EDITED
In case you wanted a non-troll (less troll?) answer, the smallest number divisible by 1-101 that's also greater than zero would be:
7041757898200960193617914702466542659236800
Solution:
I see how my previous answer was incorrect, I just missed a few steps. Not only do we need the product of every prime from 1 to 101, but we need the largest power of each prime that is itself less than 101. This is because every number less than 101 can be factored as a combination of prime numbers, but also, any factor of a number n is necessarily less than n.
So not only do we need...
2*3*5*7*11*13*17*19*23*29*31*37*41*43*47*53*59*61*67*71*73*79*83*89*97*101
We'll also need to include:
The largest power of 2 that is less than 101 (64 = 2^6)
The largest power of 3 that is less than 101 (81 = 3^4)

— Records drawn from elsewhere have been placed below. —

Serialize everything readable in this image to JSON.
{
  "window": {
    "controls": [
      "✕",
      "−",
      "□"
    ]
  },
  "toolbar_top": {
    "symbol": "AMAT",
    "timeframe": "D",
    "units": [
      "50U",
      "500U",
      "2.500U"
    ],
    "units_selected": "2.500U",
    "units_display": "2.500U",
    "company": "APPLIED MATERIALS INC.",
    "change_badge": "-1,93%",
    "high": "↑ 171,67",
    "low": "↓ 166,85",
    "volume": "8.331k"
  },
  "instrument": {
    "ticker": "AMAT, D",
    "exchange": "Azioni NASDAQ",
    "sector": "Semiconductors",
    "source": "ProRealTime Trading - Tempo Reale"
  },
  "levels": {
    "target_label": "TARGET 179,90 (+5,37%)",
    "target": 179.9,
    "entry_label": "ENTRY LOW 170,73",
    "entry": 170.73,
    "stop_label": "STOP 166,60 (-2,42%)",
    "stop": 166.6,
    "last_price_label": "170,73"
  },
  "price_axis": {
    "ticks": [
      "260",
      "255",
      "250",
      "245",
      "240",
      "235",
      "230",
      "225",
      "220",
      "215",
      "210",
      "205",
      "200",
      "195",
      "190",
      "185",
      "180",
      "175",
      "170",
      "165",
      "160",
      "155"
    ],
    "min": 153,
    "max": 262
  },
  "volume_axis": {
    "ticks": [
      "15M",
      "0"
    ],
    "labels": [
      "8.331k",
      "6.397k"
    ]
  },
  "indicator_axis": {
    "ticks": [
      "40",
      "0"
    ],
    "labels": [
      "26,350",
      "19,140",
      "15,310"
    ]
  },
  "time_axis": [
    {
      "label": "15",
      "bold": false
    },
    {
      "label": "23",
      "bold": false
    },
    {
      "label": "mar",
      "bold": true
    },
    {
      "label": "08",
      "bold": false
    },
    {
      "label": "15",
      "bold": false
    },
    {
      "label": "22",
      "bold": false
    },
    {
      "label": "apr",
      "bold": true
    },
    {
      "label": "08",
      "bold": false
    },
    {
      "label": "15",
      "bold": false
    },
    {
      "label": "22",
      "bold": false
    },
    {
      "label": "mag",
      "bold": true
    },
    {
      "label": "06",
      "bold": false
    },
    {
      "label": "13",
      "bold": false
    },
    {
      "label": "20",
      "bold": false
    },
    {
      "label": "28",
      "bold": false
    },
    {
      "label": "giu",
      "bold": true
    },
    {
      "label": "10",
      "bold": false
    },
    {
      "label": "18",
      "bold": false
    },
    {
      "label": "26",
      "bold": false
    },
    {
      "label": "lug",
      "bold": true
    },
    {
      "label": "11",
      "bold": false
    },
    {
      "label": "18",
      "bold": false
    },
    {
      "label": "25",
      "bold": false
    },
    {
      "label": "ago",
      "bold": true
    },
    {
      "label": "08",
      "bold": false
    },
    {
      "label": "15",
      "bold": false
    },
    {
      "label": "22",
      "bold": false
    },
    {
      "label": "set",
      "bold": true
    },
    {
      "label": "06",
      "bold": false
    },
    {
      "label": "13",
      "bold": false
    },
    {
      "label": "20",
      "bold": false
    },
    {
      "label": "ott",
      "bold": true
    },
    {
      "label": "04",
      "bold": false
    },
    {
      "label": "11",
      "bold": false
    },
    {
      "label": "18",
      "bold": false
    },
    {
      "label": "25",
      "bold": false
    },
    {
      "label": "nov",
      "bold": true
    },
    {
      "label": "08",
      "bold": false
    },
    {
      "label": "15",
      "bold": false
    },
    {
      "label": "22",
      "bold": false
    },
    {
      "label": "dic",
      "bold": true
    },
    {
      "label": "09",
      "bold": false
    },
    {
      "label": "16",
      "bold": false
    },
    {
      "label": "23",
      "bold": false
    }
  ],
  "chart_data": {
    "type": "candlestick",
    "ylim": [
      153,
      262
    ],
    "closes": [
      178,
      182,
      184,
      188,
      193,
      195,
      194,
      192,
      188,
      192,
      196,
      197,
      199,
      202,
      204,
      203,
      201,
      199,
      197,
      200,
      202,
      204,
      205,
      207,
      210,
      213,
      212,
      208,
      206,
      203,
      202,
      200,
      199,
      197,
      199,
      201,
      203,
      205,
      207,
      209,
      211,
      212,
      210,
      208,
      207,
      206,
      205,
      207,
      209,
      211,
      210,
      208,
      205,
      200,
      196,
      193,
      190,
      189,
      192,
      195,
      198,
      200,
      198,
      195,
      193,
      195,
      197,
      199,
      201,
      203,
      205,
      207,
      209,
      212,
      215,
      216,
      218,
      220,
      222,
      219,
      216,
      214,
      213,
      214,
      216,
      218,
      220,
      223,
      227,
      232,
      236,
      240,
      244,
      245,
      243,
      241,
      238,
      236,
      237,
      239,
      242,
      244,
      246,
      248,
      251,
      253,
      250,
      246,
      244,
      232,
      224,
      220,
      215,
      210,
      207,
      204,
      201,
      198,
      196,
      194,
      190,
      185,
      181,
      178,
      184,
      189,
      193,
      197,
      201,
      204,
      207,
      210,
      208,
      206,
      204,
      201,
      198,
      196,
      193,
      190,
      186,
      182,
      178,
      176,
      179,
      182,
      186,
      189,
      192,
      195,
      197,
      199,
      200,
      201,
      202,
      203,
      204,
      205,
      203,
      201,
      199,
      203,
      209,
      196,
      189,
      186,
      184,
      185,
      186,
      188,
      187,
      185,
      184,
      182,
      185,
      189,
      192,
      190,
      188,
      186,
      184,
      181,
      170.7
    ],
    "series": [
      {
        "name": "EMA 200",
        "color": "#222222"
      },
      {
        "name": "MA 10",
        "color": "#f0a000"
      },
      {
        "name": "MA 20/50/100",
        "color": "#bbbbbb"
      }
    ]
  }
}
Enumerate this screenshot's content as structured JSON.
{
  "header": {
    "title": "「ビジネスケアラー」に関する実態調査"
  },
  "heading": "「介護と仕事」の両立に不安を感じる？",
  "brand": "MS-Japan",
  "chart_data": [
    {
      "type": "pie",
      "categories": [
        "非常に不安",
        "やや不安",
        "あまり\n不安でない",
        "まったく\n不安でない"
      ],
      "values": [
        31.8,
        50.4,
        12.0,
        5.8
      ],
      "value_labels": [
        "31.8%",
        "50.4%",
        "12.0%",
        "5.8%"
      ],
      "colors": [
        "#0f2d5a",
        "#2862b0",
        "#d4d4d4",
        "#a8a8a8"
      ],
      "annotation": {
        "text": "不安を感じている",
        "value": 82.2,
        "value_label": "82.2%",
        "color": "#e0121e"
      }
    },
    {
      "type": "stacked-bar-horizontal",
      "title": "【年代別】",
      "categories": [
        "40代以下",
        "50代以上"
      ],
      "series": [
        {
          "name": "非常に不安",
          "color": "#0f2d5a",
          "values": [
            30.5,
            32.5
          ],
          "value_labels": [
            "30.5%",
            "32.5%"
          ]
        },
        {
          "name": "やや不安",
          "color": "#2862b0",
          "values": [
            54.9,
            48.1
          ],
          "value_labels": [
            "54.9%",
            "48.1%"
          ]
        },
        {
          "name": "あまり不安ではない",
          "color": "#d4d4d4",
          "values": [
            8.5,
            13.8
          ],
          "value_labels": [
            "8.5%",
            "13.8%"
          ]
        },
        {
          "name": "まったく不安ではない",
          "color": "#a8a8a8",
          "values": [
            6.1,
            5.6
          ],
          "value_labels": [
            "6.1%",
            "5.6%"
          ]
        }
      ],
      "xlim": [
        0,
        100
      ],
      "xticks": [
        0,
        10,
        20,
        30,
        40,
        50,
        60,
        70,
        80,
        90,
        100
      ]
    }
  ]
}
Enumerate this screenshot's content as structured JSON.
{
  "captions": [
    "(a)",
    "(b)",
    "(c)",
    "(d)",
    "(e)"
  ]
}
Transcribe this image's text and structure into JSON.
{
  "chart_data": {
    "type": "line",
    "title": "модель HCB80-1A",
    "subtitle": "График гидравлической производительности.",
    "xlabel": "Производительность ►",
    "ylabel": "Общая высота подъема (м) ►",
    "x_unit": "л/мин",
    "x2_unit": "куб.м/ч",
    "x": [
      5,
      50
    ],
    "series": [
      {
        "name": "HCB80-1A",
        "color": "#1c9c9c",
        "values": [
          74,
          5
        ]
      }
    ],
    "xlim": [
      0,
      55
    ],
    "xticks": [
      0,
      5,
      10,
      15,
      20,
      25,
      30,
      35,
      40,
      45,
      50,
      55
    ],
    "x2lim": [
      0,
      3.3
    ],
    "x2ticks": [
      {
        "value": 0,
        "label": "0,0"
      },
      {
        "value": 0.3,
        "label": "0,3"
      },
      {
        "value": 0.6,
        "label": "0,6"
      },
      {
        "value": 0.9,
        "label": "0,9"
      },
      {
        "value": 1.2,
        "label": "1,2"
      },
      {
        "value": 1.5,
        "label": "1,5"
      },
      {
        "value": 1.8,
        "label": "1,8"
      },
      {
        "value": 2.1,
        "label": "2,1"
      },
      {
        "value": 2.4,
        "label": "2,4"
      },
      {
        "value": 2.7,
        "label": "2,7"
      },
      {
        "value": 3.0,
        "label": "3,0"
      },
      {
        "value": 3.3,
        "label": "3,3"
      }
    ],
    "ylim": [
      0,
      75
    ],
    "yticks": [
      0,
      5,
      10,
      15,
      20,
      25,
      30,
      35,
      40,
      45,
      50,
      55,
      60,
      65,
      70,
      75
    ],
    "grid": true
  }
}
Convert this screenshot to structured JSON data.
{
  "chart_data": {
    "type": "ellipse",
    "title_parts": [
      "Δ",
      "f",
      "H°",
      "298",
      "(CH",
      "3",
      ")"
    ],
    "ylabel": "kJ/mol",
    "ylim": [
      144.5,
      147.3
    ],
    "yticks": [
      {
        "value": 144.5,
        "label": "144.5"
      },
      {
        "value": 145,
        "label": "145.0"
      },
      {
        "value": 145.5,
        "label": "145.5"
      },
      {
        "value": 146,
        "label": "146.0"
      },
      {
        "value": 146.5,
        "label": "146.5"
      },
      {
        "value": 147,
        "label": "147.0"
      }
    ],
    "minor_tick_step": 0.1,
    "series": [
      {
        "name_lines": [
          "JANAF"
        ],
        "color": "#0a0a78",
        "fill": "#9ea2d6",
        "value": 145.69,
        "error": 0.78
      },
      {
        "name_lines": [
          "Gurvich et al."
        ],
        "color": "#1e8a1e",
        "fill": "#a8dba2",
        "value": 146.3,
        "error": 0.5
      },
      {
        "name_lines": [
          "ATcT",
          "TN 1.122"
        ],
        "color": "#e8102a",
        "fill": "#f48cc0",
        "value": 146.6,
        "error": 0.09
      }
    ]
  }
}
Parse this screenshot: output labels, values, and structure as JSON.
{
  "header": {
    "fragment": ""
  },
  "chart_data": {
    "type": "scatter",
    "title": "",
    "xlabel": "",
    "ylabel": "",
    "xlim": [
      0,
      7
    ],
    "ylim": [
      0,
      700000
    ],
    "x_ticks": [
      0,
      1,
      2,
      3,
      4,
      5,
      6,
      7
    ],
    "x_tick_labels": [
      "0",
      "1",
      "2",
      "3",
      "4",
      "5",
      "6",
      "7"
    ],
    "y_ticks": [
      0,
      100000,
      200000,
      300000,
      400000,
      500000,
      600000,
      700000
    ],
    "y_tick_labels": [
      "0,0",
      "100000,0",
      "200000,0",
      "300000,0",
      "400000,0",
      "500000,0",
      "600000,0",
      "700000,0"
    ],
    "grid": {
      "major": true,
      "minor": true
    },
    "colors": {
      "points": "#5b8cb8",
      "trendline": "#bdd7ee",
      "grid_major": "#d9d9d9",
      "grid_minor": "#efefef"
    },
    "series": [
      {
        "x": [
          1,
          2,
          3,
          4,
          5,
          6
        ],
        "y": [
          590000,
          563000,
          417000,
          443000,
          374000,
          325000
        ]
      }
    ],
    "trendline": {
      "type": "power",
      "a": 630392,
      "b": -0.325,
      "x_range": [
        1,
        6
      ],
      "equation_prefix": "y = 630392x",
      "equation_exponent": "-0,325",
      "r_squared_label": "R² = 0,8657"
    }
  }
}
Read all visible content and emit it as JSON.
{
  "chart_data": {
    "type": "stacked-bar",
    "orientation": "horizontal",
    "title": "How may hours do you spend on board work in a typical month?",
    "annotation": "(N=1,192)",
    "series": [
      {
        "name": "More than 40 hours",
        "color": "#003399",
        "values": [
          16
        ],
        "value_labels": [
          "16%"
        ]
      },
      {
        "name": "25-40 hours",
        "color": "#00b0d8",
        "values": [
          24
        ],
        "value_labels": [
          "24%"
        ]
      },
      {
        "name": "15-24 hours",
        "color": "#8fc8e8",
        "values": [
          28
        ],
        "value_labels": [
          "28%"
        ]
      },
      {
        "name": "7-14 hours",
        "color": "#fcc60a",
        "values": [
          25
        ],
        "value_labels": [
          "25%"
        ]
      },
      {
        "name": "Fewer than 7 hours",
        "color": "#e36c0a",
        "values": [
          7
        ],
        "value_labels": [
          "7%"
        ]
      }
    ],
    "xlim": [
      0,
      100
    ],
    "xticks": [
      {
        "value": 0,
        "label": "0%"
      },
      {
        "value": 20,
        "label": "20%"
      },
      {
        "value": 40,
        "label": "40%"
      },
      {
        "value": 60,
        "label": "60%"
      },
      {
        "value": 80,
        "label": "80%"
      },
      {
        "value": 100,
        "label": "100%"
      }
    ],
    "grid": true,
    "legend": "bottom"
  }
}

The largest power of 5 that is less than 101 (25 = 5^2)
And the largest power of 7 that is less than 101 (49 = 7^2).
The smallest power of 11, the next prime number, is 121, which is too large. Thus, our final product becomes:
2*2*2*2*2*3*3*3*3*5*5*7*7*11*13*17*19*23*29*31*37*41*43*47*53*59*61*67*71*73*79*83*89*97*101
= 7041757898200960193617914702466542659236800
Indeed, another answer using Ruby seems to have given the same result. This, above, is the mathematical proof of that.